Lisa B. Warner has written an article that was published online in The Journal of Mathematical Behavior yesterday. The article is entitled How do students’ behaviors relate to the growth of their mathematical ideas? Here is the article abstract:
The purpose of this study is to analyze the relationship between student behaviors and the growth of mathematical ideas (using the Pirie–Kieren model). This analysis was accomplished through a series of case studies, involving middle school students of varying ability levels, who were investigating a combinatorics problem in after-school problem-solving sessions. The results suggest that certain types of student behaviors appear to be associated with the growth of ideas and emerge in specific patterns. More specifically, as understanding grows, there is a general shift from behaviors such as students questioning each other, explaining and using their own and others’ ideas toward behaviors involving the setting up of hypothetical situations, linking of representations and connecting of contexts.
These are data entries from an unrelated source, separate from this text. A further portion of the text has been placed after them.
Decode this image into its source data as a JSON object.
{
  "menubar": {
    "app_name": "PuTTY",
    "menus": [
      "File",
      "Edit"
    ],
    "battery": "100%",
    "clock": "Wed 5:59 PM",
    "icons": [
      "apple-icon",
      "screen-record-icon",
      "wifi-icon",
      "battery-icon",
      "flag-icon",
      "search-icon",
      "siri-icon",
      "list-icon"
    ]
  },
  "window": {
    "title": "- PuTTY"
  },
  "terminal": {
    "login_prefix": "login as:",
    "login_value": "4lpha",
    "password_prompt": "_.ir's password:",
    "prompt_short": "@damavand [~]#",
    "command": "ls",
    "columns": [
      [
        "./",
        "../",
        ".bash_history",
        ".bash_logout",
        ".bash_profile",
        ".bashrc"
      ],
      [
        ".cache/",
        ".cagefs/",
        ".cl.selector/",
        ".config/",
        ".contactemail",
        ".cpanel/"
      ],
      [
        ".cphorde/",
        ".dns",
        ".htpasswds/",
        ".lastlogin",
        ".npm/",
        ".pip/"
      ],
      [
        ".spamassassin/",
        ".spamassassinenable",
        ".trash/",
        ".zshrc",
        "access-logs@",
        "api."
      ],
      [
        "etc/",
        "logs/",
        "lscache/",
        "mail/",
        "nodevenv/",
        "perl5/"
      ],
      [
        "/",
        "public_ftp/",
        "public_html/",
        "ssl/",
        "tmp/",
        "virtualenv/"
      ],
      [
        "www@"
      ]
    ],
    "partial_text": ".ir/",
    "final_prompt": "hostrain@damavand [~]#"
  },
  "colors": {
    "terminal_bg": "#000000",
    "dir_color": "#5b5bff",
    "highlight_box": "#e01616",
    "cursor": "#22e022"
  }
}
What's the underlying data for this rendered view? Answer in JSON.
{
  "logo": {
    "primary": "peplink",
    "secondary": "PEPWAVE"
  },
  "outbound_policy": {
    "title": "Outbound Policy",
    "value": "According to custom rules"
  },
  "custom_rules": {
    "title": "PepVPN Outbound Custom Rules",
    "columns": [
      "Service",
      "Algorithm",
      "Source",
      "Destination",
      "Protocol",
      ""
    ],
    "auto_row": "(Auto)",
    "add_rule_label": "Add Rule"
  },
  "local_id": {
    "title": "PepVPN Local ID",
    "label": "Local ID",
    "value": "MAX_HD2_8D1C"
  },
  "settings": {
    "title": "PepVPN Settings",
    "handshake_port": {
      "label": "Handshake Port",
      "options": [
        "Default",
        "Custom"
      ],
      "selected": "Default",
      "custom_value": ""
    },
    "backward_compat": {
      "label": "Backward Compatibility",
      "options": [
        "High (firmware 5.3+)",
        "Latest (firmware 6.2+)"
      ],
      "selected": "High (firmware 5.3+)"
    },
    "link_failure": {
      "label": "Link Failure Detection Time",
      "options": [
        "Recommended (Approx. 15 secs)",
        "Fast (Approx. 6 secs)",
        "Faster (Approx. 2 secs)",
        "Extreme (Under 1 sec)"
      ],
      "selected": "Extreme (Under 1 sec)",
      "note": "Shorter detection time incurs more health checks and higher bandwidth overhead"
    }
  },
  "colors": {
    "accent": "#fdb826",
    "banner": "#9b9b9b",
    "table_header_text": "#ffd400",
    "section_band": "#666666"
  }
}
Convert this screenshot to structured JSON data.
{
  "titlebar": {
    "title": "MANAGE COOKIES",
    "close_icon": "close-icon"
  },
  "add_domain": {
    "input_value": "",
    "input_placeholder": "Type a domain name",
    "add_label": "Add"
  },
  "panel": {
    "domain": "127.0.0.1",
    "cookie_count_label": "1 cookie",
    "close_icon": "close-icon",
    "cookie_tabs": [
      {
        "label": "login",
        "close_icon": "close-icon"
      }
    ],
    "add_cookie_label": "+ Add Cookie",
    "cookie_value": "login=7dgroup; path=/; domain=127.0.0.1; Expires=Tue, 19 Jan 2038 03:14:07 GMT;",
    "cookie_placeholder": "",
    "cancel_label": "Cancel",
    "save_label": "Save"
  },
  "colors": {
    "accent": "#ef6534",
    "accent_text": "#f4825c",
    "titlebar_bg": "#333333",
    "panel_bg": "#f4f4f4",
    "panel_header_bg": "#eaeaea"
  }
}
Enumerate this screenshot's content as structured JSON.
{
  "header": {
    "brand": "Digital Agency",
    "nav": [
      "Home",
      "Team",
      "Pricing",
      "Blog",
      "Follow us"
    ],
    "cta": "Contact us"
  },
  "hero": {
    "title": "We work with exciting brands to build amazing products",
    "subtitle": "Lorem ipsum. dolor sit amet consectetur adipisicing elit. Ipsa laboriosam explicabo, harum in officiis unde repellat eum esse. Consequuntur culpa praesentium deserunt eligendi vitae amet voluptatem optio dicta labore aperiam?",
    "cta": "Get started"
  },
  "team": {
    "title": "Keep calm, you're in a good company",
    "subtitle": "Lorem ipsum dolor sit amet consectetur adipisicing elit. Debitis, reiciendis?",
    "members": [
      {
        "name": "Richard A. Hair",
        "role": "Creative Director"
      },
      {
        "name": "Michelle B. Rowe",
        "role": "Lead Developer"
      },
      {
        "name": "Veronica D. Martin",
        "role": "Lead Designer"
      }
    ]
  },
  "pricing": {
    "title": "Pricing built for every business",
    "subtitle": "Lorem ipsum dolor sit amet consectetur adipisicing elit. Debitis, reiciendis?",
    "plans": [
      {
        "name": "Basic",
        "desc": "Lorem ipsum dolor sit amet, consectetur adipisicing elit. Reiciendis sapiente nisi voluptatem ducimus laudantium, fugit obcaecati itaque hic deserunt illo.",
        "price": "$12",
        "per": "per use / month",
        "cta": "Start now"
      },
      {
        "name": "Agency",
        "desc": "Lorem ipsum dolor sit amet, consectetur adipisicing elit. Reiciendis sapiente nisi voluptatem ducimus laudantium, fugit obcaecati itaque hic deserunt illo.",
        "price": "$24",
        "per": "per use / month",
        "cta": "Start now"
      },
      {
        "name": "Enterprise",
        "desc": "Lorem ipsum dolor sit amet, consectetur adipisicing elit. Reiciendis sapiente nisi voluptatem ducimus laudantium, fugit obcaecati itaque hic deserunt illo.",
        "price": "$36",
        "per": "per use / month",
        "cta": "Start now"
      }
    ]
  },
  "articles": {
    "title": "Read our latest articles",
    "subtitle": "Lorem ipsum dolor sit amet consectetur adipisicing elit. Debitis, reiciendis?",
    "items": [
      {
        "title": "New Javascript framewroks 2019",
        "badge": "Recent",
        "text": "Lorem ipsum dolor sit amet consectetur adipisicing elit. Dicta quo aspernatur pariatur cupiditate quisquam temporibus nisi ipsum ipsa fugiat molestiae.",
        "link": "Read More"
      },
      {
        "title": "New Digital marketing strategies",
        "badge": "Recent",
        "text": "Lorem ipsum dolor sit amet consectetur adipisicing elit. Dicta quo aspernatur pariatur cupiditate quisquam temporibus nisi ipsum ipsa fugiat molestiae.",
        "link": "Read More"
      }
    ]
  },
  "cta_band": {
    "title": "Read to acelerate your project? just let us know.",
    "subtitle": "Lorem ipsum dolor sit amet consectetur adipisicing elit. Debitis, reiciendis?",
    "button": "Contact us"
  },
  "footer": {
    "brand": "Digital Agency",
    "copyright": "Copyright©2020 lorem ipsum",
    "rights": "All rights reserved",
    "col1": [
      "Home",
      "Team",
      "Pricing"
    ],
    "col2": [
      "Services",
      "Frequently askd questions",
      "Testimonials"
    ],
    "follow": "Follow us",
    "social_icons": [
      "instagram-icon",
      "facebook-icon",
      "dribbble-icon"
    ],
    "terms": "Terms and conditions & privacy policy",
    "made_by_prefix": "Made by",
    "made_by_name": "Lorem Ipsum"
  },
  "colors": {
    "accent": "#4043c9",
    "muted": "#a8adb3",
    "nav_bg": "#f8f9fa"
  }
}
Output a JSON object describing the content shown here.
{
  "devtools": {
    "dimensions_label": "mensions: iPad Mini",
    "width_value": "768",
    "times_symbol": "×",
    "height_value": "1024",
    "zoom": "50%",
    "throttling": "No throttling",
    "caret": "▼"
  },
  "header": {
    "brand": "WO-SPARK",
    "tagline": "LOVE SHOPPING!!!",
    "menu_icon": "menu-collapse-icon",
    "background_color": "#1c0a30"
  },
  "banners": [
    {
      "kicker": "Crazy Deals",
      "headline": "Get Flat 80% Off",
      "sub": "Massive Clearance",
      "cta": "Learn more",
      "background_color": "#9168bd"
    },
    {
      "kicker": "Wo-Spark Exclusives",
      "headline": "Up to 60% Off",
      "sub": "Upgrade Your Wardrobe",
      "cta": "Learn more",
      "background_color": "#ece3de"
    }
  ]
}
Recognizing that certain types of student behaviors tend to emerge in specific layers of the Pirie–Kieren model can be important in helping us to understand the development of mathematical ideas in children.Warner focus a lot on the Pirie-Kieren model in her theoretical framework (see the article of Susan Pirie and Thomas Kieren from 1994). The main focus of Warner's article is to address the following questions:
Are different types of student behaviors associated with the growth of mathematical ideas in specific ways? If so, how?In her conclusions, Lisa Warner suggests that for the students in her study, "certain types of behaviors appeared to be associated with the growth of mathematical ideas in certain ways". She also suggests that further research is needed in order to investigate whether these findings correspond with findings in similar studies of other students, different types of tasks, etc.